The reason that I was not hauled off in handcuffs for taking this photograph is that twice each year, the Library has an “Open House” and visitors are allowed into the Reading Room and pictures can be taken there and from the balcony.  These two days are usually on the weekend of the President’s Day and Columbus Day holidays.

So with only two chances per year, one doesn’t want to mess up.  The “After” image here was processed first in Adobe Camera Raw and then final changes were made in Photoshop CS6.  The original RAW image, before any changes were made, is shown below.  In this case, the main challenges were the lack of a tripod and the strong contrast in lighting: the overall room was relatively dim while the mid-morning light coming through the stained glass windows above was extremely bright.  Consequently, I chose a relatively high ISO and underexposed the scene by 1 stop.   (Nikon D800E with 14-24 mm f/2.8 lens; exposure: 1/60th sec. @ f/4, ISO 800, EV= -1.0)
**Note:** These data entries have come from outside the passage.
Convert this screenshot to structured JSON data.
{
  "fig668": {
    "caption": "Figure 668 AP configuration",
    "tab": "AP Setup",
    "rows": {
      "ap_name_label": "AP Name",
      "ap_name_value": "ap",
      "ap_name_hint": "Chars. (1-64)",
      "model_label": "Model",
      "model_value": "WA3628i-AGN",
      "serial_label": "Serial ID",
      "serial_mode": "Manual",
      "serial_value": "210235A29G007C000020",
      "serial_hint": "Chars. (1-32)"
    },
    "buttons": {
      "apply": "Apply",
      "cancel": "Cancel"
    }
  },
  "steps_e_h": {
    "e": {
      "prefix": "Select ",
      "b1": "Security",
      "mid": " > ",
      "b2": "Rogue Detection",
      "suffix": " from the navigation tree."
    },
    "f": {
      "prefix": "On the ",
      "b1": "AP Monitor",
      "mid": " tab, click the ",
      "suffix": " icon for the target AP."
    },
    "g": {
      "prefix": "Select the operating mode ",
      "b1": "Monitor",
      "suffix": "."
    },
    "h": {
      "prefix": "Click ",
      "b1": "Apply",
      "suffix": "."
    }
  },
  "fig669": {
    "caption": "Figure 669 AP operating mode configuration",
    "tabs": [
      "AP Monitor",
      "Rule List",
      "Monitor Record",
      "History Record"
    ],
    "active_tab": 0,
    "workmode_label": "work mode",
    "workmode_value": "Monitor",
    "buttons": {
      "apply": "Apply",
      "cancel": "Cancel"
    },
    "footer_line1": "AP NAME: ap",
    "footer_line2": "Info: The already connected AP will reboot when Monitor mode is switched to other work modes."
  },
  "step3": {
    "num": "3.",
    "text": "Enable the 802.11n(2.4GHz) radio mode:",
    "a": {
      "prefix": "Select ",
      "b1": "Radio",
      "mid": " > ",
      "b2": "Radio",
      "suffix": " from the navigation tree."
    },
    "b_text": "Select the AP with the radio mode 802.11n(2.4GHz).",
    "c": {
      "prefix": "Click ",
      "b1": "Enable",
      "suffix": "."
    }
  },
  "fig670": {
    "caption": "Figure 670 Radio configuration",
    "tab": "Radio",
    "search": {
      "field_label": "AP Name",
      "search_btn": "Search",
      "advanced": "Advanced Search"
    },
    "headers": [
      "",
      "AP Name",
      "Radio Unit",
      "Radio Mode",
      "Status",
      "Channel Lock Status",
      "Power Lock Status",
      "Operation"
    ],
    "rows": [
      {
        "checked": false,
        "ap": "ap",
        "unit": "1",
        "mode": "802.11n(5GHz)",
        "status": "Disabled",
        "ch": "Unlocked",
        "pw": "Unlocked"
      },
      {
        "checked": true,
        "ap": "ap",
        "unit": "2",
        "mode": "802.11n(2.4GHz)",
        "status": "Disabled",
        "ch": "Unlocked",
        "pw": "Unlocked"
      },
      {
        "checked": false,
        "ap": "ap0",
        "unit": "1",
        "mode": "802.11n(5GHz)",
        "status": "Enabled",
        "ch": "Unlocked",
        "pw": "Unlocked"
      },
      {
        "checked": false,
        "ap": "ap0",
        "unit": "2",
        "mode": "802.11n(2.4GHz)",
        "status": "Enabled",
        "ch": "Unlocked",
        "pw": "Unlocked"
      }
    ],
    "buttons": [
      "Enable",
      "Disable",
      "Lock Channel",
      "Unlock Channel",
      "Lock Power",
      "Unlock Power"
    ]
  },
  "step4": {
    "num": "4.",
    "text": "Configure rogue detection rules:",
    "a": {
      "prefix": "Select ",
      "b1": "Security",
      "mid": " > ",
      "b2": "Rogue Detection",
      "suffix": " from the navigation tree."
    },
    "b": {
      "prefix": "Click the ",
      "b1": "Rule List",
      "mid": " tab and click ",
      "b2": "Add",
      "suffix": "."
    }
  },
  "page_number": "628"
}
Kent Before Image Final 5240Original RAW Image

The first set of changes were made in Adobe Camera RAW, where the dark shadows were opened up and the very strong highlights were dialed back.  The results at this stage are shown below.  As you can see, the difference is not enormous, but more detail is apparent.

Kent Before Image 02 Final 5240Image after changes in Adobe Camera Raw

The specific changes in ACR for the above image were:

Highlights: decreased to -43 (to reduce the brightness in the skylights, allowing more detail to show)

Shadows: increased to +28 (to show more detail in the dark areas of the lower section of the room

Clarity: increased to +26 (in my usual range of +20-30)

Vibrance: increased to +23 (to add some warmth)

The next step was to transfer the image to Photoshop.  At the time, I was using the CS6 version and the first step was to correct the tilt with the crop tool.  Next, some adjustments were still needed in the brightness levels of certain sections of the image.  The area below the skylights was selected and a Curves adjustment layer was applied (Blend Mode = luminosity).  The screen shot below shows that a moderate increase was applied.  (The left side of the library image is cropped out in the screen shots to make the Photoshop details a little easier to see.)

Kent Before Image 03 Final 5240First Curves Layer Adjustment Applied

 Next, the blown out window in the upper right corner still needed improvement and after selecting this section, another Curves adjustment layer was applied (Blend Mode = luminosity).  The image below shows the amount which was a fairly strong pullback.  It brought some improvement but it’s not perfect; I think more work may be needed here.

Kent Before Image 04 Final 5240Second Curves Layer Adjustment Applied

Finally, the ceiling dome is still a little flat, even after the dash of Vibrance applied during the ACR processing.  This was remedied with a Hue/Saturation adjustment layer Blend Mode = saturation) as shown in the image below.  The overall saturation was increased a moderate amount to +25, giving a more accurate rendition to the color of the dome and surrounding walls.

Kent Before Image 05 Final 5240

 Hue/Saturation Layer Adjustment Applied

 The final version of the complete image is shown below.   Comments and questions are welcome and I will do my best to reply.  Thanks again to Stacy Fischer for managing this forum and also to the other photographers who participate.  I have learned a lot from all of their examples.